The Hardest Nine Months

The story begins with a doctor sitting next to me on a hospital bed. “You’re pregnant,” he announced. But I didn’t feel joy, I felt fear. I had already been through a horrifying miscarriage just a few years before and the dread that it would happen again was strong.

I walked numbly out of the hospital where my husband, James, was waiting for me in the truck. He kept asking me what was wrong but I could not form the words. As he drove, I finally blurted out that I was pregnant. He almost ran off the road.

The first few months were easy, not much moodiness or morning sickness, however I was always tired. It was right around the fifth month that things got hard. I noticed one day that I was spotting, and by then I knew it was a girl and I was so in love that I could not lose her. I rushed to the doctor.

The pain in my side was being caused by a large gallstone, which was causing stress and bleeding. I was immediately put on bed rest for the rest of my pregnancy. I spent a lot of time in and out of the hospital for bleeding and gallstone pain, and in the end it was too much.

My doctor suggested taking the baby a month early. First he would perform an amniocentesis to test for the baby’s lung function, and then he would induce labor.

On a Friday morning in December, I went in for the tests. Within hours I was in a delivery room being hooked up to Pitocin and monitors. Now would come the wait and see. James and I tried to entertain each other, and he never left my side. I had horrible labor pains, but when they checked there was no dilating of the cervix at all.

Sunday, late morning, my baby was in distress. The contractions were just too much and she could not come out. The doctor was called in to perform an emergency C-section as soon as the anesthesiologist was done doing my epidural.

I had never been so scared, I felt sick to my stomach, I could not lose my daughter.
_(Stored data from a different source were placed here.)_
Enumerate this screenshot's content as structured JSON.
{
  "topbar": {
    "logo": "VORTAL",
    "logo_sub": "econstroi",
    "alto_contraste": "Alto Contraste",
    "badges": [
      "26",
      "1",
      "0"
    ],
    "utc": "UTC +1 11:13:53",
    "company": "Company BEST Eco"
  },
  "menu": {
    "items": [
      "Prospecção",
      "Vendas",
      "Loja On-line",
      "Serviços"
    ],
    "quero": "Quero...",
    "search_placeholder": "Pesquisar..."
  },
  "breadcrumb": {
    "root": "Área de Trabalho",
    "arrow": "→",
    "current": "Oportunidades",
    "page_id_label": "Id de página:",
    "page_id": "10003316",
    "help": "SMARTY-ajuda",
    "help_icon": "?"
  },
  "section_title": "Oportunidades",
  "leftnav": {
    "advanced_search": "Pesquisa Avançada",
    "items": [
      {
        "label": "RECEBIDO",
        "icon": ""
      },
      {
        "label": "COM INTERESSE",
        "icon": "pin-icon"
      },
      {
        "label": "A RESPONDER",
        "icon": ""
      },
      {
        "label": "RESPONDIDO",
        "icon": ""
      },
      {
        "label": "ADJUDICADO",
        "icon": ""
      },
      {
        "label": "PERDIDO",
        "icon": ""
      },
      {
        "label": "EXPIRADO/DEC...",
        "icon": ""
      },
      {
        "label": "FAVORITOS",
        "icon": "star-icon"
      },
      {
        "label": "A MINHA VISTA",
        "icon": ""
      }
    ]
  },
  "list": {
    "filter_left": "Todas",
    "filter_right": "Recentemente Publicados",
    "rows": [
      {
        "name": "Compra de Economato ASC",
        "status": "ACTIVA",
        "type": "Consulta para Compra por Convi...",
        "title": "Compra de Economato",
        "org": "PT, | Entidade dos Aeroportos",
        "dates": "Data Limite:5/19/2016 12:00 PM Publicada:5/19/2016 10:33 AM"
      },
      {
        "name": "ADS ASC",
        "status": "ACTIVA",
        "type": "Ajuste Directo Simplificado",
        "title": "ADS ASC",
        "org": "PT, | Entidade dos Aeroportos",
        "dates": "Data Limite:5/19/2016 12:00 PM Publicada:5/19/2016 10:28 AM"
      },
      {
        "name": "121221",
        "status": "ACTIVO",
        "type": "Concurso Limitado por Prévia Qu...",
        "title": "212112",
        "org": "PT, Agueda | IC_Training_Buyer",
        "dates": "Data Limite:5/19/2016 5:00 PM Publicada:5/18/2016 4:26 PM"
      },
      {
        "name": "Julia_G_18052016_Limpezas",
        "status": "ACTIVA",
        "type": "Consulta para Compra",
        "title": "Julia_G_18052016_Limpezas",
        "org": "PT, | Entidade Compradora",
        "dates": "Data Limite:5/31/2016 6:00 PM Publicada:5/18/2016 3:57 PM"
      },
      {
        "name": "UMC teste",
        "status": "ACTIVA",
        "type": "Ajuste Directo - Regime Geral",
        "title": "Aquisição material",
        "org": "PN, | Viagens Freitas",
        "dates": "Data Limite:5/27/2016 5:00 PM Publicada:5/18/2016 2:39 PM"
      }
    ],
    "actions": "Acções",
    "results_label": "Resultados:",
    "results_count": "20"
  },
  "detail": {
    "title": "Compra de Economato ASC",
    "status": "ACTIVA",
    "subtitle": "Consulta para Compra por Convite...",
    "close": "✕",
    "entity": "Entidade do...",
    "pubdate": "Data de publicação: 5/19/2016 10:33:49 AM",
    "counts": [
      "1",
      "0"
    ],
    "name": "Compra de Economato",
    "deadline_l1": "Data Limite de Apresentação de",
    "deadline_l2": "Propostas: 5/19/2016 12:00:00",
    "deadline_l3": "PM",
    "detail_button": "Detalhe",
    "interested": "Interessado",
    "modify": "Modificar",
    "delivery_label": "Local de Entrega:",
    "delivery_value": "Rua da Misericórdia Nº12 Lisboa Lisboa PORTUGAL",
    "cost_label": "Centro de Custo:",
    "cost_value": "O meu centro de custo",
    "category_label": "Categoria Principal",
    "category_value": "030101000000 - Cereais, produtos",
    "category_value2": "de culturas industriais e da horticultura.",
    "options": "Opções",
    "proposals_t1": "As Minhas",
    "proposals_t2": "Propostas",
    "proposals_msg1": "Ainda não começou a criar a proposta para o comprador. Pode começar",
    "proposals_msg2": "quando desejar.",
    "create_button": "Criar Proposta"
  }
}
James stayed with me during the operation, and within a minute of getting me into the operating room, Hayley was born. I sent James to stay with her while I got stitched up and recovered for a little while. I have never been so happy in my life.

The real terror came later. I was in my hospital room, waiting for them to bring in Hayley so that I could be with my baby. Instead, a pale James stood in the doorway, holding himself up by the door frame.

“She stopped breathing. I tried to give her a bottle and she stopped breathing…”

He choked on the words, and my world fell apart. “Is she alive?”

“She is in the NICU on monitors and a respirator, it may be a week before she can go home.”

My relief that she was alive was enough to revive me. Fresh from a C-section I called the nurse and demanded a wheelchair. I HAD to see my little girl. The nurses weren’t happy, but they complied. And within minutes I met Hayley Rose Schwerdtfeger for the first time.

Now Hayley turns six soon, right before Christmas. She shows no long-term effects of the events after her birth or being born five weeks early. She is smart and loves to imitate grownups every chance she gets. She recently started kindergarten, and this makes her very happy.